Wednesday, June 10, 2009

Daily Life: Vietnamese Chicken Noodle Soup

Okay, lunch was a Vietnamese Chicken Noodle soup. Except, uh, I have no clue what made it Vietnamese. It was chicken and noodles and vegetables. It looked like ordinary chicken noodle soup. It tasted like ordinary chicken noodle soup. Maybe there was magic in it that I just didn't see. Maybe naming it Vietnamese soup was a calculated marketing ploy. I guess it is just hard to say. It was good soup though and that is what matters.

My brain was refusing to settle into anything specific this morning. It was mostly just merrily jumping from topic to topic to topic, all with minimal intervention from me. I am going to blame a good night sleep, a vividly visual dream, and an early awakening into a beautiful California dawn.

I find that I often use the word beautiful to describe the weather here. I largely do that because it is true. This area has just astounding weather. Even our bad weather is beautiful. We have a tight and temperate weather range here, with the only real variation being the occasional hot spell and the occasional long drenching winter storms. Between the two of them though they probably only account for about two months of weather, maybe less. That leaves us with ten other months where, for one reason of the other, it's beautiful. It is a terrible burden, but I like to think we bear it with grace.

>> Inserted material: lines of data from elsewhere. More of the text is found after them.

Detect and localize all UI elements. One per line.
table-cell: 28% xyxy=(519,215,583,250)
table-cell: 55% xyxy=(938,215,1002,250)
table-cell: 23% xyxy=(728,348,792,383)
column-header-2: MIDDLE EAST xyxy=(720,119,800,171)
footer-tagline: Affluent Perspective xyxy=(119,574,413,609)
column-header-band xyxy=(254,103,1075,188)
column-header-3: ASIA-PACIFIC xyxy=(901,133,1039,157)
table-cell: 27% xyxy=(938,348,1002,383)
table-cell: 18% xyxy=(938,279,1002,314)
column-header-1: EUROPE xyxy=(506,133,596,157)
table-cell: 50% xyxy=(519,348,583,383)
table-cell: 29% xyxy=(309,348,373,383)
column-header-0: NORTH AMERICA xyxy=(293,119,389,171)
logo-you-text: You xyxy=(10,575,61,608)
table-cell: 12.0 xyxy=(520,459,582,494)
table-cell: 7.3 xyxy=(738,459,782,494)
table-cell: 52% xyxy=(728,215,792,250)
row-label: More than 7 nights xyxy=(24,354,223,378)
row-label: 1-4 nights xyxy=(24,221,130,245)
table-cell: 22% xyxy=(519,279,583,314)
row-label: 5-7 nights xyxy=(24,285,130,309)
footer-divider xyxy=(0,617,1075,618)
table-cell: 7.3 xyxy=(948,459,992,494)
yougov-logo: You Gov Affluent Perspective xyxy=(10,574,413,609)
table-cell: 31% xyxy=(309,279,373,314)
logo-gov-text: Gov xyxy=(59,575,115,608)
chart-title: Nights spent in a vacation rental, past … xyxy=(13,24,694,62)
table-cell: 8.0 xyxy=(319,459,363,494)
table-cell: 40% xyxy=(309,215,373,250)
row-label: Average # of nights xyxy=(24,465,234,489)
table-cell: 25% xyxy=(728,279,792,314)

I came into work early this morning with the intention of leaving early and running a few small errands. I had planned on running them last night, but once I got home I came to the conclusion that I was done for the day and spent a very nice and very quiet evening at home. It was one of those evenings where I scarcely bothered to turn on the television and never turned on the stereo. I read deeply into "Royal Assassin" by Robin Hobb. I had a great telephone call with TR. Then I drifted deeply into sleep and dreamed the very vivid and visual dream.

I've been turning something over in my mind for the last couple of days. I am thinking about "telling other people's stories". Often, in my journal, I restrict the stories I tell to my own stories, in part because I am not really comfortable taking other people's business "onto the street". What people I know are experiencing or have experienced are some pretty great stories. I encourage them to tell them, to write them down, to surrender them to the world, but most folks decline for one reason or the other. What I have been thinking about and mulling over and may write more on later is this - is it appropriate to tell someone else's story? If so, what are the parameters within which it is appropriate? What are the protocols for telling other people's stories? I don't have any answer today, just mulling the thought around.